Terms of the settlement are confidential. The studio wanted to make sure that no precedent was set that could be used to hurt it in future NFT cases. So this case gives no formal guidance. But it does underscore the need for both sides of any IP deal to contemplate NFTs and all other future tech-transformed possibilities (and draft their contracts as broadly as possible as a result).
(B) Halston Thayer v. Matt Furie (& Others)
Halston Thayer, an NFT buyer, filed a lawsuit against crypto-artist Matt Furie, asserting that Furie engaged in a “scheme to artificially inflate the value” of his FEELSGOODMAN Rare Pepe Card NFT. Thayer claimed that Furie misrepresented the number of NFTs that would be offered for sale and essentially duped him into “grossly overbidding” for his NFT. Thayer claimed that he was led to believe that there would be only 1 such NFT (and that’s why he paid $507,084 for it). But after he paid, Furie allegedly released 46 additional identical NFTs.
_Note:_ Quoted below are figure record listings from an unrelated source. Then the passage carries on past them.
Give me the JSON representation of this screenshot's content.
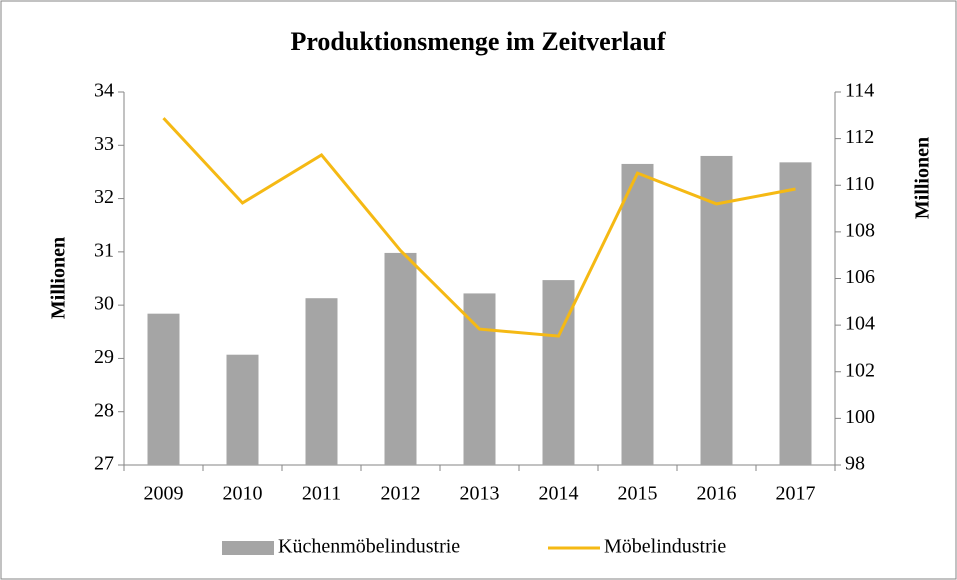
{
  "chart_data": {
    "type": "bar_line",
    "title": "Produktionsmenge im Zeitverlauf",
    "categories": [
      "2009",
      "2010",
      "2011",
      "2012",
      "2013",
      "2014",
      "2015",
      "2016",
      "2017"
    ],
    "series": [
      {
        "name": "Küchenmöbelindustrie",
        "type": "bar",
        "color": "#a5a5a5",
        "axis": "y",
        "values": [
          29.84,
          29.07,
          30.13,
          30.98,
          30.22,
          30.47,
          32.65,
          32.8,
          32.68
        ]
      },
      {
        "name": "Möbelindustrie",
        "type": "line",
        "color": "#f5b914",
        "axis": "y2",
        "values": [
          112.88,
          109.24,
          111.3,
          107.2,
          103.83,
          103.53,
          110.52,
          109.2,
          109.84
        ]
      }
    ],
    "ylabel": "Millionen",
    "y2label": "Millionen",
    "ylim": [
      27,
      34
    ],
    "yticks": [
      27,
      28,
      29,
      30,
      31,
      32,
      33,
      34
    ],
    "y2lim": [
      98,
      114
    ],
    "y2ticks": [
      98,
      100,
      102,
      104,
      106,
      108,
      110,
      112,
      114
    ],
    "legend": "bottom",
    "grid": false
  }
}
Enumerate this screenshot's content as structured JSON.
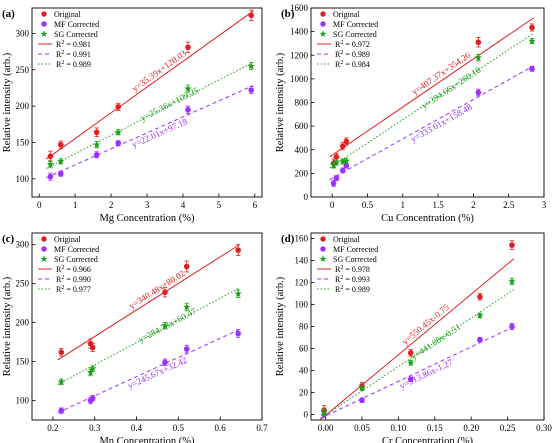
{
  "chart_data": [
    {
      "type": "scatter",
      "panel_label": "(a)",
      "xlabel": "Mg Concentration (%)",
      "ylabel": "Relative intensity (arb.)",
      "xlim": [
        -0.2,
        6.2
      ],
      "ylim": [
        75,
        335
      ],
      "xticks": [
        0,
        1,
        2,
        3,
        4,
        5,
        6
      ],
      "yticks": [
        100,
        150,
        200,
        250,
        300
      ],
      "legend_position": "top-left",
      "x": [
        0.31,
        0.6,
        1.6,
        2.2,
        4.14,
        5.9
      ],
      "series": [
        {
          "name": "Original",
          "color": "#e02020",
          "marker": "circle",
          "values": [
            131,
            147,
            164,
            199,
            281,
            325
          ],
          "fit": {
            "slope": 35.39,
            "intercept": 120.03,
            "r2": "0.981",
            "equation": "y=35.39x+120.03"
          }
        },
        {
          "name": "MF Corrected",
          "color": "#9b30ff",
          "marker": "circle",
          "values": [
            103,
            107,
            133,
            149,
            195,
            222
          ],
          "fit": {
            "slope": 22.01,
            "intercept": 97.18,
            "r2": "0.991",
            "equation": "y=22.01x+97.18"
          }
        },
        {
          "name": "SG Corrected",
          "color": "#18a018",
          "marker": "star",
          "values": [
            120,
            124,
            147,
            164,
            224,
            255
          ],
          "fit": {
            "slope": 25.36,
            "intercept": 109.25,
            "r2": "0.989",
            "equation": "y=25.36x+109.25"
          }
        }
      ]
    },
    {
      "type": "scatter",
      "panel_label": "(b)",
      "xlabel": "Cu Concentration (%)",
      "ylabel": "Relative intensity (arb.)",
      "xlim": [
        -0.3,
        3.0
      ],
      "ylim": [
        0,
        1600
      ],
      "xticks": [
        0.0,
        0.5,
        1.0,
        1.5,
        2.0,
        2.5,
        3.0
      ],
      "yticks": [
        0,
        200,
        400,
        600,
        800,
        1000,
        1200,
        1400,
        1600
      ],
      "legend_position": "top-left",
      "x": [
        0.02,
        0.06,
        0.15,
        0.2,
        2.07,
        2.83
      ],
      "series": [
        {
          "name": "Original",
          "color": "#e02020",
          "marker": "circle",
          "values": [
            286,
            340,
            430,
            470,
            1310,
            1435
          ],
          "fit": {
            "slope": 407.37,
            "intercept": 354.26,
            "r2": "0.972",
            "equation": "y=407.37x+354.26"
          }
        },
        {
          "name": "MF Corrected",
          "color": "#9b30ff",
          "marker": "circle",
          "values": [
            115,
            160,
            225,
            265,
            885,
            1085
          ],
          "fit": {
            "slope": 333.61,
            "intercept": 158.48,
            "r2": "0.989",
            "equation": "y=333.61x+158.48"
          }
        },
        {
          "name": "SG Corrected",
          "color": "#18a018",
          "marker": "star",
          "values": [
            270,
            290,
            300,
            305,
            1180,
            1320
          ],
          "fit": {
            "slope": 394.66,
            "intercept": 260.18,
            "r2": "0.984",
            "equation": "y=394.66x+260.18"
          }
        }
      ]
    },
    {
      "type": "scatter",
      "panel_label": "(c)",
      "xlabel": "Mn Concentration (%)",
      "ylabel": "Relative intensity (arb.)",
      "xlim": [
        0.15,
        0.7
      ],
      "ylim": [
        75,
        315
      ],
      "xticks": [
        0.2,
        0.3,
        0.4,
        0.5,
        0.6,
        0.7
      ],
      "yticks": [
        100,
        150,
        200,
        250,
        300
      ],
      "legend_position": "top-left",
      "x": [
        0.22,
        0.29,
        0.295,
        0.468,
        0.52,
        0.643
      ],
      "series": [
        {
          "name": "Original",
          "color": "#e02020",
          "marker": "circle",
          "values": [
            162,
            173,
            168,
            239,
            272,
            293
          ],
          "fit": {
            "slope": 340.48,
            "intercept": 80.02,
            "r2": "0.966",
            "equation": "y=340.48x+80.02"
          }
        },
        {
          "name": "MF Corrected",
          "color": "#9b30ff",
          "marker": "circle",
          "values": [
            87,
            100,
            103,
            149,
            166,
            186
          ],
          "fit": {
            "slope": 245.67,
            "intercept": 32.42,
            "r2": "0.990",
            "equation": "y=245.67x+32.42"
          }
        },
        {
          "name": "SG Corrected",
          "color": "#18a018",
          "marker": "star",
          "values": [
            124,
            136,
            141,
            196,
            220,
            237
          ],
          "fit": {
            "slope": 284.73,
            "intercept": 60.47,
            "r2": "0.977",
            "equation": "y=284.73x+60.47"
          }
        }
      ]
    },
    {
      "type": "scatter",
      "panel_label": "(d)",
      "xlabel": "Cr Concentration (%)",
      "ylabel": "Relative intensity (arb.)",
      "xlim": [
        -0.02,
        0.3
      ],
      "ylim": [
        -5,
        165
      ],
      "xticks": [
        0.0,
        0.05,
        0.1,
        0.15,
        0.2,
        0.25,
        0.3
      ],
      "xtick_labels": [
        "0.00",
        "0.05",
        "0.10",
        "0.15",
        "0.20",
        "0.25",
        "0.30"
      ],
      "yticks": [
        0,
        20,
        40,
        60,
        80,
        100,
        120,
        140,
        160
      ],
      "legend_position": "top-left",
      "x": [
        -0.002,
        0.05,
        0.117,
        0.212,
        0.256
      ],
      "series": [
        {
          "name": "Original",
          "color": "#e02020",
          "marker": "circle",
          "values": [
            4,
            26,
            56,
            107,
            154
          ],
          "fit": {
            "slope": 550.45,
            "intercept": -0.75,
            "r2": "0.978",
            "equation": "y=550.45x-0.75"
          }
        },
        {
          "name": "MF Corrected",
          "color": "#9b30ff",
          "marker": "circle",
          "values": [
            0,
            13,
            32,
            68,
            80
          ],
          "fit": {
            "slope": 313.86,
            "intercept": -1.27,
            "r2": "0.993",
            "equation": "y=313.86x-1.27"
          }
        },
        {
          "name": "SG Corrected",
          "color": "#18a018",
          "marker": "star",
          "values": [
            2,
            24,
            47,
            90,
            121
          ],
          "fit": {
            "slope": 441.08,
            "intercept": -0.51,
            "r2": "0.989",
            "equation": "y=441.08x-0.51"
          }
        }
      ]
    }
  ]
}
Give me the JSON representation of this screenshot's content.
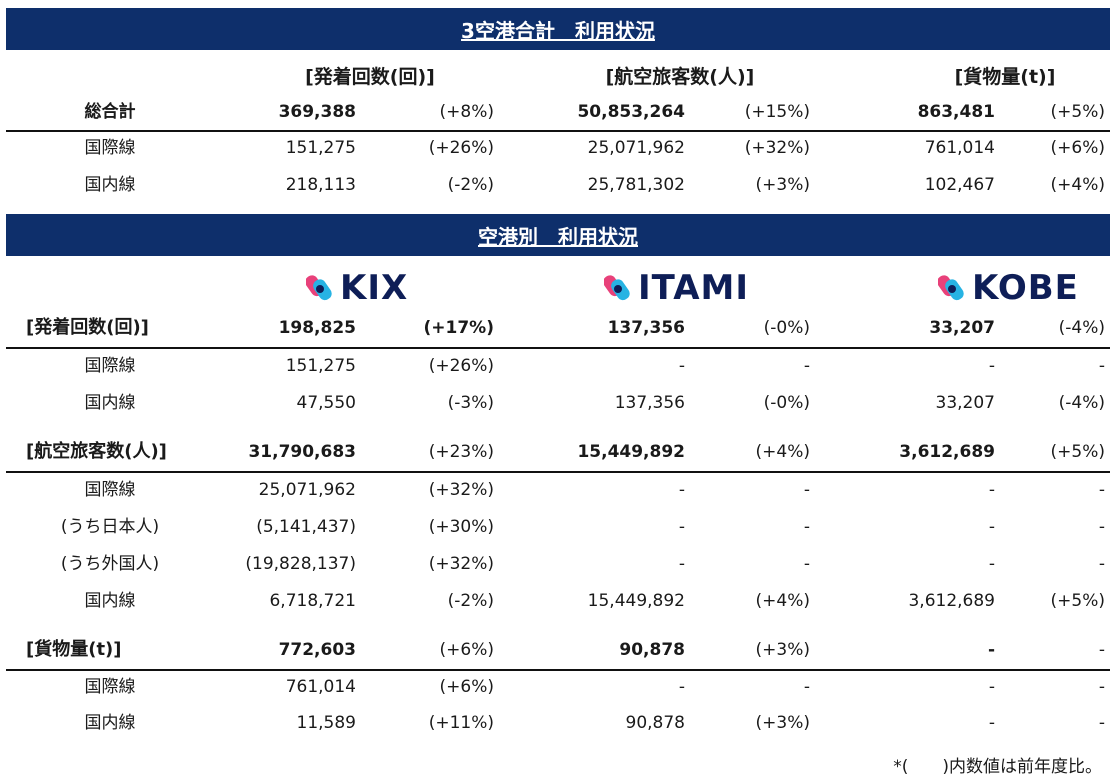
{
  "colors": {
    "banner_bg": "#0e2f6b",
    "banner_text": "#ffffff",
    "logo_text": "#0e1e57",
    "logo_pink": "#e8417a",
    "logo_cyan": "#27b3e3"
  },
  "section1": {
    "title": "3空港合計　利用状況",
    "headers": {
      "flights": "[発着回数(回)]",
      "passengers": "[航空旅客数(人)]",
      "cargo": "[貨物量(t)]"
    },
    "rows": [
      {
        "label": "総合計",
        "flights": "369,388",
        "flights_pct": "(+8%)",
        "passengers": "50,853,264",
        "passengers_pct": "(+15%)",
        "cargo": "863,481",
        "cargo_pct": "(+5%)"
      },
      {
        "label": "国際線",
        "flights": "151,275",
        "flights_pct": "(+26%)",
        "passengers": "25,071,962",
        "passengers_pct": "(+32%)",
        "cargo": "761,014",
        "cargo_pct": "(+6%)"
      },
      {
        "label": "国内線",
        "flights": "218,113",
        "flights_pct": "(-2%)",
        "passengers": "25,781,302",
        "passengers_pct": "(+3%)",
        "cargo": "102,467",
        "cargo_pct": "(+4%)"
      }
    ]
  },
  "section2": {
    "title": "空港別　利用状況",
    "logos": {
      "kix": "KIX",
      "itami": "ITAMI",
      "kobe": "KOBE",
      "icon": "kansai-airports-icon"
    },
    "rows": [
      {
        "label": "[発着回数(回)]",
        "kix": "198,825",
        "kix_pct": "(+17%)",
        "itami": "137,356",
        "itami_pct": "(-0%)",
        "kobe": "33,207",
        "kobe_pct": "(-4%)"
      },
      {
        "label": "国際線",
        "kix": "151,275",
        "kix_pct": "(+26%)",
        "itami": "-",
        "itami_pct": "-",
        "kobe": "-",
        "kobe_pct": "-"
      },
      {
        "label": "国内線",
        "kix": "47,550",
        "kix_pct": "(-3%)",
        "itami": "137,356",
        "itami_pct": "(-0%)",
        "kobe": "33,207",
        "kobe_pct": "(-4%)"
      },
      {
        "label": "[航空旅客数(人)]",
        "kix": "31,790,683",
        "kix_pct": "(+23%)",
        "itami": "15,449,892",
        "itami_pct": "(+4%)",
        "kobe": "3,612,689",
        "kobe_pct": "(+5%)"
      },
      {
        "label": "国際線",
        "kix": "25,071,962",
        "kix_pct": "(+32%)",
        "itami": "-",
        "itami_pct": "-",
        "kobe": "-",
        "kobe_pct": "-"
      },
      {
        "label": "(うち日本人)",
        "kix": "(5,141,437)",
        "kix_pct": "(+30%)",
        "itami": "-",
        "itami_pct": "-",
        "kobe": "-",
        "kobe_pct": "-"
      },
      {
        "label": "(うち外国人)",
        "kix": "(19,828,137)",
        "kix_pct": "(+32%)",
        "itami": "-",
        "itami_pct": "-",
        "kobe": "-",
        "kobe_pct": "-"
      },
      {
        "label": "国内線",
        "kix": "6,718,721",
        "kix_pct": "(-2%)",
        "itami": "15,449,892",
        "itami_pct": "(+4%)",
        "kobe": "3,612,689",
        "kobe_pct": "(+5%)"
      },
      {
        "label": "[貨物量(t)]",
        "kix": "772,603",
        "kix_pct": "(+6%)",
        "itami": "90,878",
        "itami_pct": "(+3%)",
        "kobe": "-",
        "kobe_pct": "-"
      },
      {
        "label": "国際線",
        "kix": "761,014",
        "kix_pct": "(+6%)",
        "itami": "-",
        "itami_pct": "-",
        "kobe": "-",
        "kobe_pct": "-"
      },
      {
        "label": "国内線",
        "kix": "11,589",
        "kix_pct": "(+11%)",
        "itami": "90,878",
        "itami_pct": "(+3%)",
        "kobe": "-",
        "kobe_pct": "-"
      }
    ]
  },
  "footnote": "*(　　)内数値は前年度比。"
}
The court dismissed the case in August 2022 after the parties settled.
Did Furie misrepresent what he was selling? And did he fraudulently induce Thayer to buy based on those misrepresentations? We’ll never know, because the parties settled. But the obvious lesson is “buyer beware” in this nascent world of NFTs. Lots of explicit misrepresentation, but also lots of intentional confusion and inducement. Very few, if any, standards now exist regarding required disclosures.